My father’s time off was to be respected, and the family spent Sunday afternoons and evenings in the reverential quiet that he required. But he seemed to enjoy cooking bacon and eggs or pancakes after Sunday Mass.
My grandmother took six soft bakery rolls from the white paper bag and arranged them in the green bowl on the kitchen table. Sunday breakfast was the only meal of the week when we two adopted girls, our mother, father, and grandparents might be together at our New Jersey family home.
The sulfur scent of cellulose pulp messaged Dad’s immersion in the Times, which still avers that what you get is news “fit to print”. He selected sections, laying pages out on the living room broadloom. I stepped around them to locate the funnies.
Across from the navy blue wool-upholstered club chair where he read — it was too itchy for me — I sprawled on the couch to read my favorites: Dick Tracy, The Katzenjammer Kids, Barney Google and Snuffy Smith, and Brenda Starr, Reporter.
At fourteen, I’d soon be his height—5’7”. His legs stretched out, ankles crossed and casual, he might have had on a pair of well-worn dark grey permanent press slacks. An Air Force Intelligence officer, while on duty in nearby Manhattan, he wore a suit and tie. He opened the first section across his lap and reviewed a 1960s world week.
My mother limited her conversation on Sunday, often retreating to their bedroom, or with her mother in the sewing room. If I risked an inquiry or attempted attention, I would learn that questions were disruptive and that Dad might deliver a sermon— or his ire. It was best to have a book or magazine or to steal off to find a friend.

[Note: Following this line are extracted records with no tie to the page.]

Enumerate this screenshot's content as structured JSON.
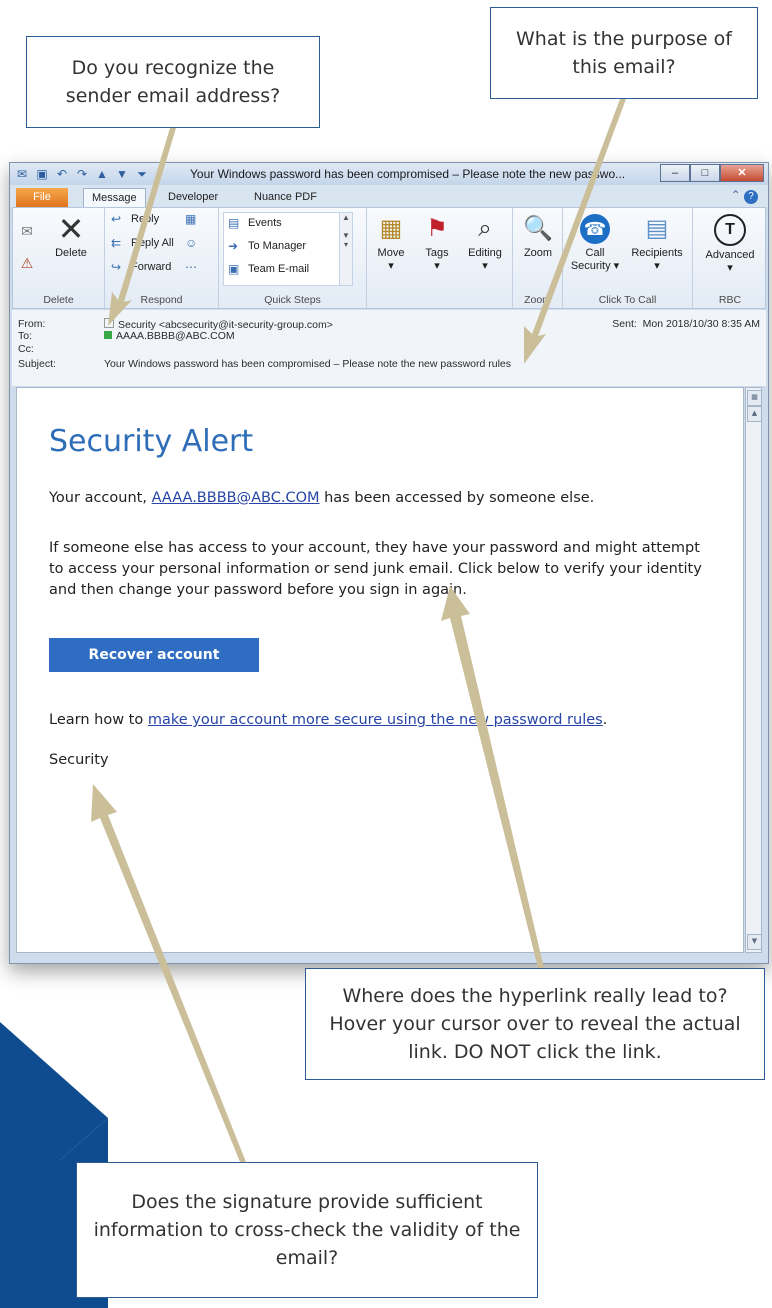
{
  "callouts": {
    "sender": "Do you recognize the sender email address?",
    "purpose": "What is the purpose of this email?",
    "hyperlink": "Where does the hyperlink really lead to? Hover your cursor over to reveal the actual link. DO NOT click the link.",
    "signature": "Does the signature provide sufficient information to cross-check the validity of the email?"
  },
  "window": {
    "title": "Your Windows password has been compromised – Please note the new passwo...",
    "tabs": [
      "File",
      "Message",
      "Developer",
      "Nuance PDF"
    ],
    "ribbon": {
      "delete_group": "Delete",
      "delete_label": "Delete",
      "respond_group": "Respond",
      "reply": "Reply",
      "reply_all": "Reply All",
      "forward": "Forward",
      "quicksteps_group": "Quick Steps",
      "qs_events": "Events",
      "qs_manager": "To Manager",
      "qs_team": "Team E-mail",
      "move": "Move",
      "tags": "Tags",
      "editing": "Editing",
      "zoom": "Zoom",
      "zoom_group": "Zoom",
      "call_security_1": "Call",
      "call_security_2": "Security",
      "recipients": "Recipients",
      "click_to_call_group": "Click To Call",
      "advanced": "Advanced",
      "rbc_group": "RBC"
    },
    "header": {
      "from_label": "From:",
      "from_value": "Security <abcsecurity@it-security-group.com>",
      "to_label": "To:",
      "to_value": "AAAA.BBBB@ABC.COM",
      "cc_label": "Cc:",
      "subject_label": "Subject:",
      "subject_value": "Your Windows password has been compromised – Please note the new password rules",
      "sent_label": "Sent:",
      "sent_value": "Mon 2018/10/30 8:35 AM"
    },
    "email": {
      "title": "Security Alert",
      "p1_pre": "Your account, ",
      "p1_link": "AAAA.BBBB@ABC.COM",
      "p1_post": " has been accessed by someone else.",
      "p2": "If someone else has access to your account, they have your password and might attempt to access your personal information or send junk email.  Click below to verify your identity and then change your password before you sign in again.",
      "button": "Recover account",
      "p3_pre": "Learn how to ",
      "p3_link": "make your account more secure using the new password rules",
      "p3_post": ".",
      "signature": "Security"
    }
  },
  "colors": {
    "callout_border": "#2b5c97",
    "arrow": "#cbbf9a",
    "accent_blue": "#0f4c8f",
    "button": "#2e6dc2",
    "title_blue": "#2e6db7"
  }
}
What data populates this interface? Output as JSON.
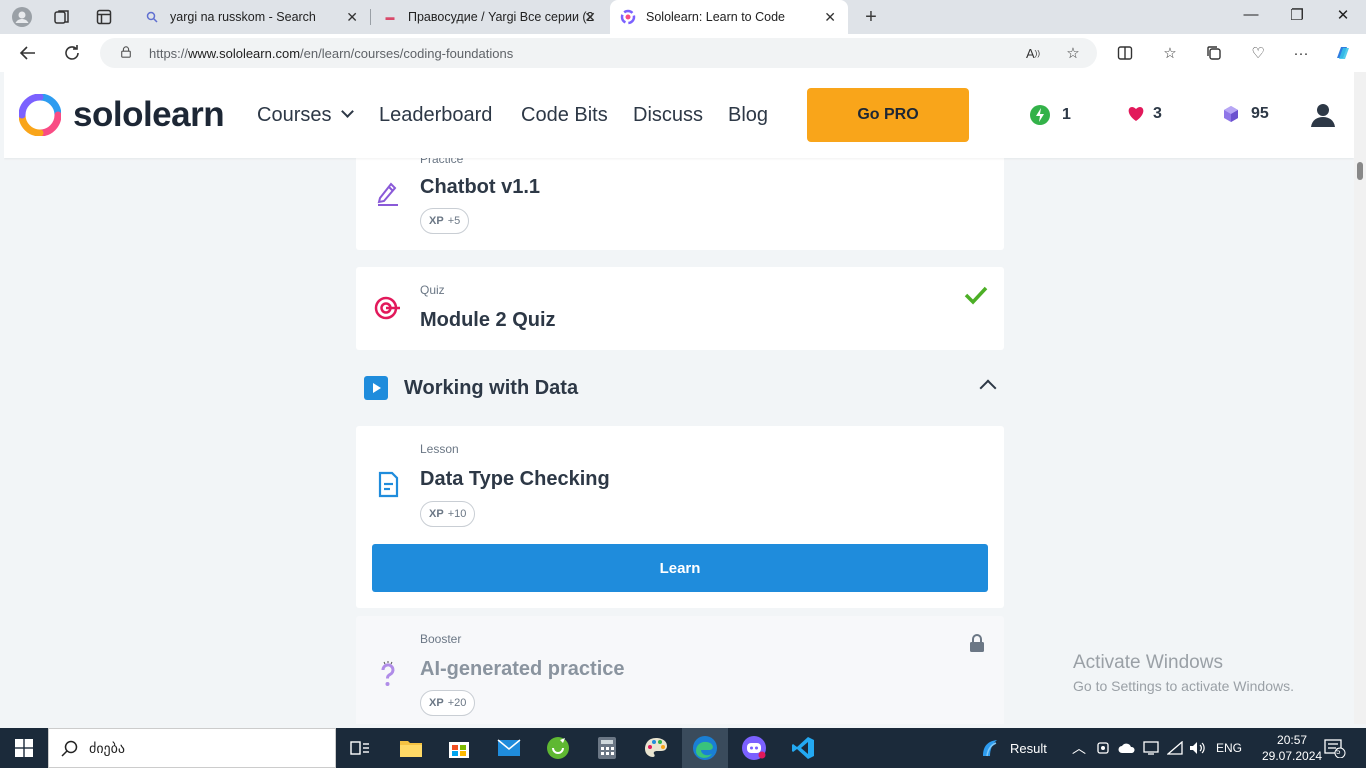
{
  "browser": {
    "tabs": [
      {
        "title": "yargi na russkom - Search",
        "active": false
      },
      {
        "title": "Правосудие / Yargi Все серии (2",
        "active": false
      },
      {
        "title": "Sololearn: Learn to Code",
        "active": true
      }
    ],
    "url_prefix": "https://",
    "url_host": "www.sololearn.com",
    "url_path": "/en/learn/courses/coding-foundations"
  },
  "header": {
    "brand": "sololearn",
    "nav": {
      "courses": "Courses",
      "leaderboard": "Leaderboard",
      "code_bits": "Code Bits",
      "discuss": "Discuss",
      "blog": "Blog"
    },
    "go_pro": "Go PRO",
    "streak": "1",
    "hearts": "3",
    "bits": "95"
  },
  "content": {
    "chatbot": {
      "type": "Practice",
      "title": "Chatbot v1.1",
      "xp_label": "XP",
      "xp": "+5"
    },
    "quiz": {
      "type": "Quiz",
      "title": "Module 2 Quiz",
      "completed": true
    },
    "module": {
      "title": "Working with Data"
    },
    "lesson": {
      "type": "Lesson",
      "title": "Data Type Checking",
      "xp_label": "XP",
      "xp": "+10",
      "button": "Learn"
    },
    "booster": {
      "type": "Booster",
      "title": "AI-generated practice",
      "xp_label": "XP",
      "xp": "+20",
      "locked": true
    }
  },
  "watermark": {
    "line1": "Activate Windows",
    "line2": "Go to Settings to activate Windows."
  },
  "taskbar": {
    "search_text": "ძიება",
    "weather": "Result",
    "language": "ENG",
    "time": "20:57",
    "date": "29.07.2024",
    "notifications": "5"
  },
  "colors": {
    "accent_blue": "#1f8cdc",
    "pro_orange": "#f9a51a",
    "check_green": "#4caf26",
    "heart": "#e2195b"
  }
}
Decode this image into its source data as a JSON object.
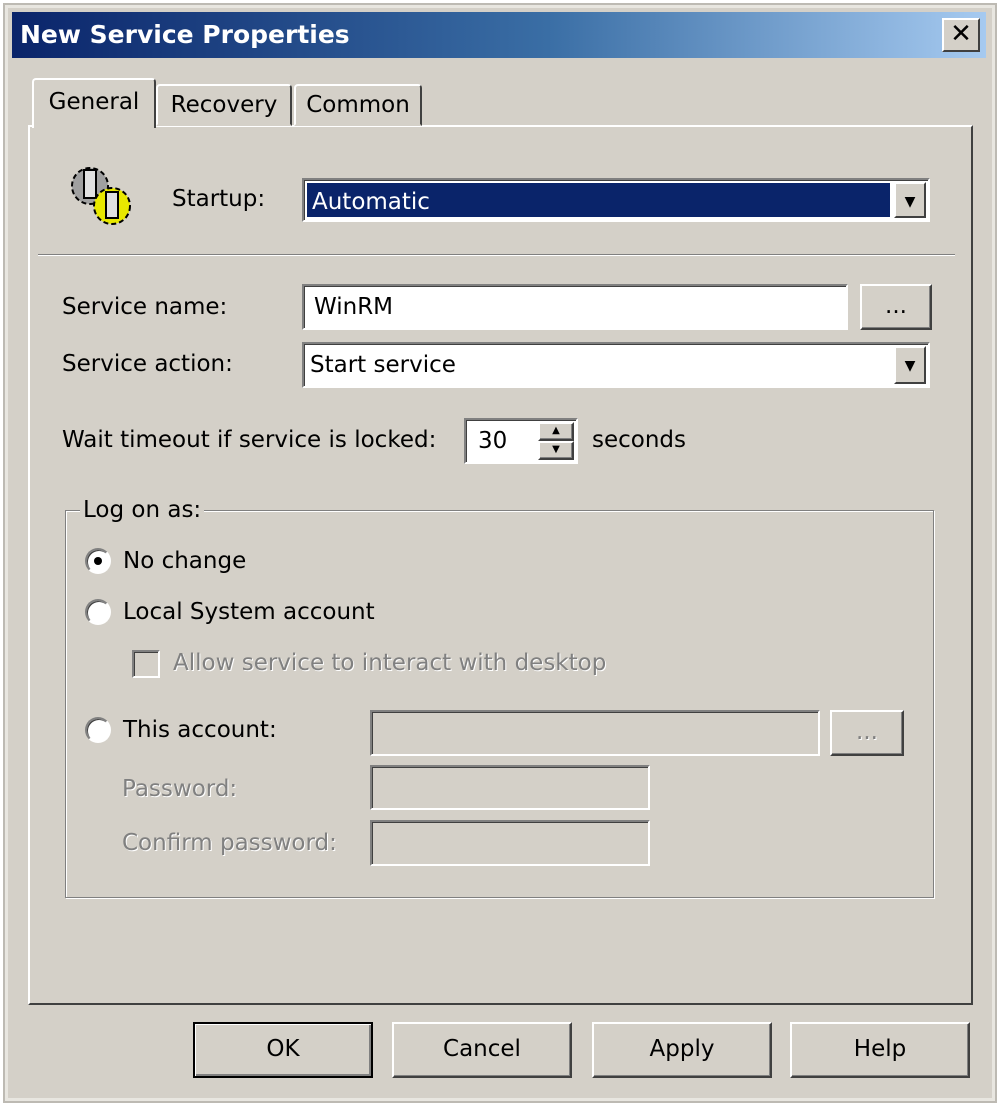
{
  "window": {
    "title": "New Service Properties",
    "close_label": "✕"
  },
  "tabs": [
    {
      "label": "General",
      "selected": true
    },
    {
      "label": "Recovery"
    },
    {
      "label": "Common"
    }
  ],
  "general": {
    "startup_label": "Startup:",
    "startup_value": "Automatic",
    "service_name_label": "Service name:",
    "service_name_value": "WinRM",
    "browse_label": "...",
    "service_action_label": "Service action:",
    "service_action_value": "Start service",
    "wait_label": "Wait timeout if service is locked:",
    "wait_value": "30",
    "wait_unit": "seconds",
    "logon": {
      "legend": "Log on as:",
      "no_change": "No change",
      "local_system": "Local System account",
      "interact": "Allow service to interact with desktop",
      "this_account": "This account:",
      "browse_label": "...",
      "password_label": "Password:",
      "confirm_label": "Confirm password:",
      "selected": "No change"
    }
  },
  "buttons": {
    "ok": "OK",
    "cancel": "Cancel",
    "apply": "Apply",
    "help": "Help"
  },
  "colors": {
    "title_start": "#0a246a",
    "title_end": "#a6caf0",
    "selection": "#0a246a",
    "face": "#d4d0c8"
  }
}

His advanced degree was in economic geography, so he could have shared opinions and topics. Perhaps the Cold War complexities he wasn’t cleared to discuss with me kept him quiet. It wasn’t until after he retired from the government in ththearly ‘70s, that he became openly conversational — let’s say prone to lecture — about world issues, or known terrorists, or the serious threat of the then Soviet Union to the American Way of Life — Democracy.
Having left the seminary to marry, Dad decided to become a Catholic Deacon when he retired. He then spoke freely, and with authority about religion and his world views. When I was at home, his somber features had given me clues to the troubled world I was to inherit. I had only gleaned what he well understood.